The audit dropped the raw contacts set $C$ entirely. Under what (mis-stated) business rule would $C$ belong in the send-list expression? Write that rule and its set expression, and explain why it is not the compliance rule.
Suppose a fifth list arrives: $P$ = "addresses on a legal hold who must receive a notice regardless of preferences." Modify the send-list expression to always include $P$ while still excluding bounced addresses. Is your new expression's order of operations important? Prove or disprove that $(V \setminus (U \cup B)) \cup P = (V \cup P) \setminus (U \cup B)$.

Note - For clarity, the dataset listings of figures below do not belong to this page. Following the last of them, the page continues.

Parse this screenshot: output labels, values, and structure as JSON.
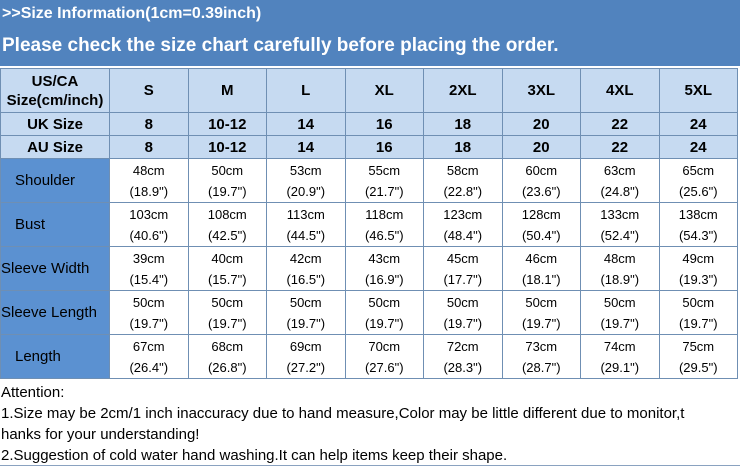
{
  "banner": {
    "title": ">>Size Information(1cm=0.39inch)",
    "subtitle": "Please check the size chart carefully before placing the order."
  },
  "table": {
    "header_label": "US/CA Size(cm/inch)",
    "sizes": [
      "S",
      "M",
      "L",
      "XL",
      "2XL",
      "3XL",
      "4XL",
      "5XL"
    ],
    "uk": {
      "label": "UK Size",
      "values": [
        "8",
        "10-12",
        "14",
        "16",
        "18",
        "20",
        "22",
        "24"
      ]
    },
    "au": {
      "label": "AU Size",
      "values": [
        "8",
        "10-12",
        "14",
        "16",
        "18",
        "20",
        "22",
        "24"
      ]
    },
    "rows": [
      {
        "label": "Shoulder",
        "cm": [
          "48cm",
          "50cm",
          "53cm",
          "55cm",
          "58cm",
          "60cm",
          "63cm",
          "65cm"
        ],
        "inch": [
          "(18.9\")",
          "(19.7\")",
          "(20.9\")",
          "(21.7\")",
          "(22.8\")",
          "(23.6\")",
          "(24.8\")",
          "(25.6\")"
        ]
      },
      {
        "label": "Bust",
        "cm": [
          "103cm",
          "108cm",
          "113cm",
          "118cm",
          "123cm",
          "128cm",
          "133cm",
          "138cm"
        ],
        "inch": [
          "(40.6\")",
          "(42.5\")",
          "(44.5\")",
          "(46.5\")",
          "(48.4\")",
          "(50.4\")",
          "(52.4\")",
          "(54.3\")"
        ]
      },
      {
        "label": "Sleeve Width",
        "cm": [
          "39cm",
          "40cm",
          "42cm",
          "43cm",
          "45cm",
          "46cm",
          "48cm",
          "49cm"
        ],
        "inch": [
          "(15.4\")",
          "(15.7\")",
          "(16.5\")",
          "(16.9\")",
          "(17.7\")",
          "(18.1\")",
          "(18.9\")",
          "(19.3\")"
        ]
      },
      {
        "label": "Sleeve Length",
        "cm": [
          "50cm",
          "50cm",
          "50cm",
          "50cm",
          "50cm",
          "50cm",
          "50cm",
          "50cm"
        ],
        "inch": [
          "(19.7\")",
          "(19.7\")",
          "(19.7\")",
          "(19.7\")",
          "(19.7\")",
          "(19.7\")",
          "(19.7\")",
          "(19.7\")"
        ]
      },
      {
        "label": "Length",
        "cm": [
          "67cm",
          "68cm",
          "69cm",
          "70cm",
          "72cm",
          "73cm",
          "74cm",
          "75cm"
        ],
        "inch": [
          "(26.4\")",
          "(26.8\")",
          "(27.2\")",
          "(27.6\")",
          "(28.3\")",
          "(28.7\")",
          "(29.1\")",
          "(29.5\")"
        ]
      }
    ]
  },
  "notes": {
    "heading": "Attention:",
    "line1a": "1.Size may be 2cm/1 inch inaccuracy due to hand measure,Color may be little different due to monitor,t",
    "line1b": "hanks for your understanding!",
    "line2": "2.Suggestion of cold water hand washing.It can help items keep their shape."
  },
  "colors": {
    "banner": "#5183be",
    "header_cells": "#c6daf1",
    "label_cells": "#5b91d1"
  }
}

The cost analysis assumed list membership is $O(n)$ and set membership is $O(1)$ "on average." What has to be true about the addresses (and the hash function) for the average case to hold, and what is the worst case for a set? (You will study hashing and collisions properly later in the book — give the intuition now.)

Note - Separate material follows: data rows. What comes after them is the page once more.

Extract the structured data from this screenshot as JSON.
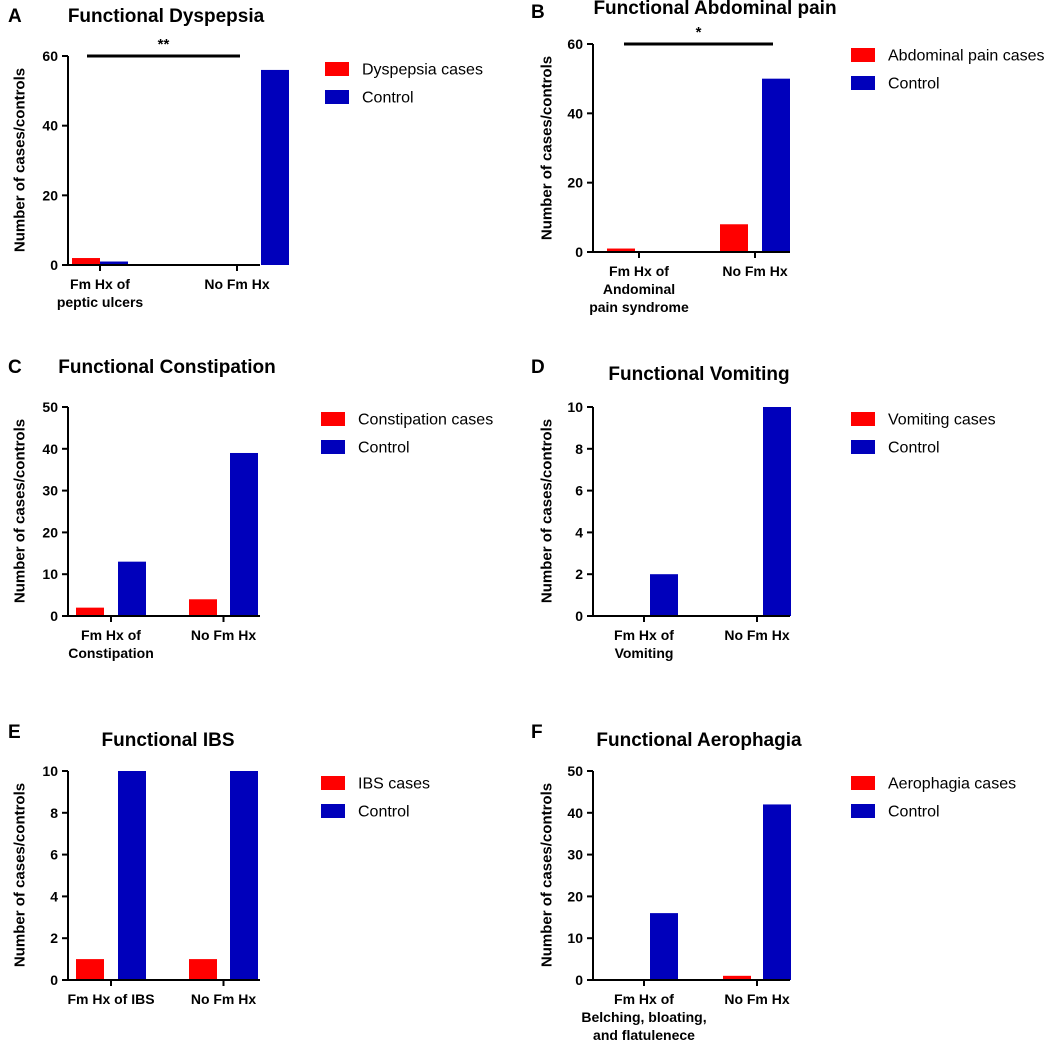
{
  "chart_data": [
    {
      "type": "bar",
      "panel": "A",
      "title": "Functional Dyspepsia",
      "ylabel": "Number of cases/controls",
      "xlabel": "",
      "categories": [
        [
          "Fm Hx of",
          "peptic ulcers"
        ],
        [
          "No Fm Hx"
        ]
      ],
      "ylim": [
        0,
        60
      ],
      "yticks": [
        0,
        20,
        40,
        60
      ],
      "series": [
        {
          "name": "Dyspepsia cases",
          "color": "#ff0000",
          "values": [
            2,
            0
          ]
        },
        {
          "name": "Control",
          "color": "#0000bb",
          "values": [
            1,
            56
          ]
        }
      ],
      "significance": {
        "label": "**",
        "from": 0,
        "to": 1
      }
    },
    {
      "type": "bar",
      "panel": "B",
      "title": "Functional Abdominal pain",
      "ylabel": "Number of cases/controls",
      "xlabel": "",
      "categories": [
        [
          "Fm Hx of",
          "Andominal",
          "pain syndrome"
        ],
        [
          "No Fm Hx"
        ]
      ],
      "ylim": [
        0,
        60
      ],
      "yticks": [
        0,
        20,
        40,
        60
      ],
      "series": [
        {
          "name": "Abdominal pain cases",
          "color": "#ff0000",
          "values": [
            1,
            8
          ]
        },
        {
          "name": "Control",
          "color": "#0000bb",
          "values": [
            0,
            50
          ]
        }
      ],
      "significance": {
        "label": "*",
        "from": 0,
        "to": 1
      }
    },
    {
      "type": "bar",
      "panel": "C",
      "title": "Functional Constipation",
      "ylabel": "Number of cases/controls",
      "xlabel": "",
      "categories": [
        [
          "Fm Hx of",
          "Constipation"
        ],
        [
          "No Fm Hx"
        ]
      ],
      "ylim": [
        0,
        50
      ],
      "yticks": [
        0,
        10,
        20,
        30,
        40,
        50
      ],
      "series": [
        {
          "name": "Constipation cases",
          "color": "#ff0000",
          "values": [
            2,
            4
          ]
        },
        {
          "name": "Control",
          "color": "#0000bb",
          "values": [
            13,
            39
          ]
        }
      ]
    },
    {
      "type": "bar",
      "panel": "D",
      "title": "Functional Vomiting",
      "ylabel": "Number of cases/controls",
      "xlabel": "",
      "categories": [
        [
          "Fm Hx of",
          "Vomiting"
        ],
        [
          "No Fm Hx"
        ]
      ],
      "ylim": [
        0,
        10
      ],
      "yticks": [
        0,
        2,
        4,
        6,
        8,
        10
      ],
      "series": [
        {
          "name": "Vomiting cases",
          "color": "#ff0000",
          "values": [
            0,
            0
          ]
        },
        {
          "name": "Control",
          "color": "#0000bb",
          "values": [
            2,
            10
          ]
        }
      ]
    },
    {
      "type": "bar",
      "panel": "E",
      "title": "Functional IBS",
      "ylabel": "Number of cases/controls",
      "xlabel": "",
      "categories": [
        [
          "Fm Hx of IBS"
        ],
        [
          "No Fm Hx"
        ]
      ],
      "ylim": [
        0,
        10
      ],
      "yticks": [
        0,
        2,
        4,
        6,
        8,
        10
      ],
      "series": [
        {
          "name": "IBS cases",
          "color": "#ff0000",
          "values": [
            1,
            1
          ]
        },
        {
          "name": "Control",
          "color": "#0000bb",
          "values": [
            10,
            10
          ]
        }
      ]
    },
    {
      "type": "bar",
      "panel": "F",
      "title": "Functional Aerophagia",
      "ylabel": "Number of cases/controls",
      "xlabel": "",
      "categories": [
        [
          "Fm Hx of",
          "Belching, bloating,",
          "and flatulenece"
        ],
        [
          "No Fm Hx"
        ]
      ],
      "ylim": [
        0,
        50
      ],
      "yticks": [
        0,
        10,
        20,
        30,
        40,
        50
      ],
      "series": [
        {
          "name": "Aerophagia cases",
          "color": "#ff0000",
          "values": [
            0,
            1
          ]
        },
        {
          "name": "Control",
          "color": "#0000bb",
          "values": [
            16,
            42
          ]
        }
      ]
    }
  ]
}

The compliance rule used "and" three times. If a sloppy spec instead said "send to consented addresses or addresses that have not unsubscribed," how would the expression change, and why is that rule almost certainly a bug in the spec? Translate it to set algebra and describe who would wrongly get mail.

Your Turn: Extensions

Option A (inclusion–exclusion preview). Management asks: "how many distinct addresses are in $U$ or $B$ (so we can report total opt-outs)?" Show by a small hand example that $\lvert U \cup B \rvert \ne \lvert U \rvert + \lvert B \rvert$ when they overlap, and state the corrected formula $\lvert U \cup B \rvert = \lvert U \rvert + \lvert B \rvert - \lvert U \cap B \rvert$. (This is inclusion– exclusion, formalized in Chapter 15.)
Option B (audit as a test). Using the Toolkit's difference and union from this chapter's Project Checkpoint, write code that checks build_send_list agrees with the rule-by-rule form $(V \setminus U) \setminus B$ on several hand-made inputs. Explain what agreement does and does not prove — and why you also proved the identity in Phase 3 (theme four: test and proof are partners).

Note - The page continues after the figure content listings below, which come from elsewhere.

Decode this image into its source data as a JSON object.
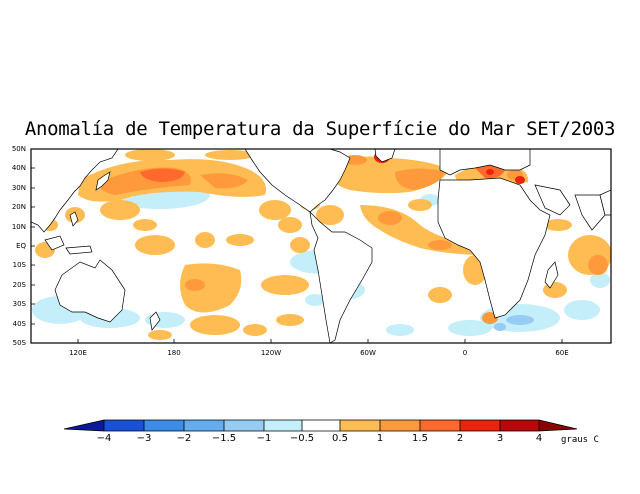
{
  "title": "Anomalía de Temperatura da Superfície do Mar SET/2003",
  "lat_labels": [
    "50N",
    "40N",
    "30N",
    "20N",
    "10N",
    "EQ",
    "10S",
    "20S",
    "30S",
    "40S",
    "50S"
  ],
  "lon_labels": [
    "120E",
    "180",
    "120W",
    "60W",
    "0",
    "60E"
  ],
  "colorbar": {
    "labels": [
      "-4",
      "-3",
      "-2",
      "-1.5",
      "-1",
      "-0.5",
      "0.5",
      "1",
      "1.5",
      "2",
      "3",
      "4"
    ],
    "colors": [
      "#0a1a9c",
      "#1a50d8",
      "#3a8ce8",
      "#64acf0",
      "#96ccf4",
      "#c4eefa",
      "#ffffff",
      "#ffbc52",
      "#ff9a3c",
      "#ff6a2c",
      "#e8240c",
      "#b8080a",
      "#8c0000"
    ],
    "units": "graus C"
  },
  "legend_colors": {
    "land": "#ffffff",
    "coast": "#000000",
    "warm_weak": "#ffbc52",
    "warm_mid": "#ff9a3c",
    "warm_strong": "#ff6a2c",
    "hot": "#e8240c",
    "very_hot": "#b8080a",
    "cool_weak": "#c4eefa",
    "cool_mid": "#96ccf4"
  }
}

Option C (symmetric difference report). The team wants "addresses that are in exactly one of $U$ and $B$" for a reconciliation report. Express this with the symmetric difference $U \triangle B$, compute it on the Phase-2 data by hand, and write the one-line set expression that produces it.

Key Takeaways

Business rules are set expressions. "Consented, not unsubscribed, not bounced, no duplicates" is $V \setminus (U \cup B)$ — three filters joined by and become differences, and "no duplicates" is what a set is for.
Audit by computing the answer independently. Hand-deriving SEND on a six-address instance exposed both bugs (duplicate sends, looping the wrong collection) before any code ran.
Two formulas are equal only when you prove it. $(V \setminus U) \setminus B = V \setminus (U \cup B)$ rests on one De Morgan step — the §8.5 engine — and proving it licenses the faster implementation.
The data structure is part of correctness and speed. A set makes "no duplicates" automatic and turns an $O(n^2)$ audit into an $O(n)$ one; this is §8.6's "fast membership, no duplicates, no order" contract paying for itself at scale.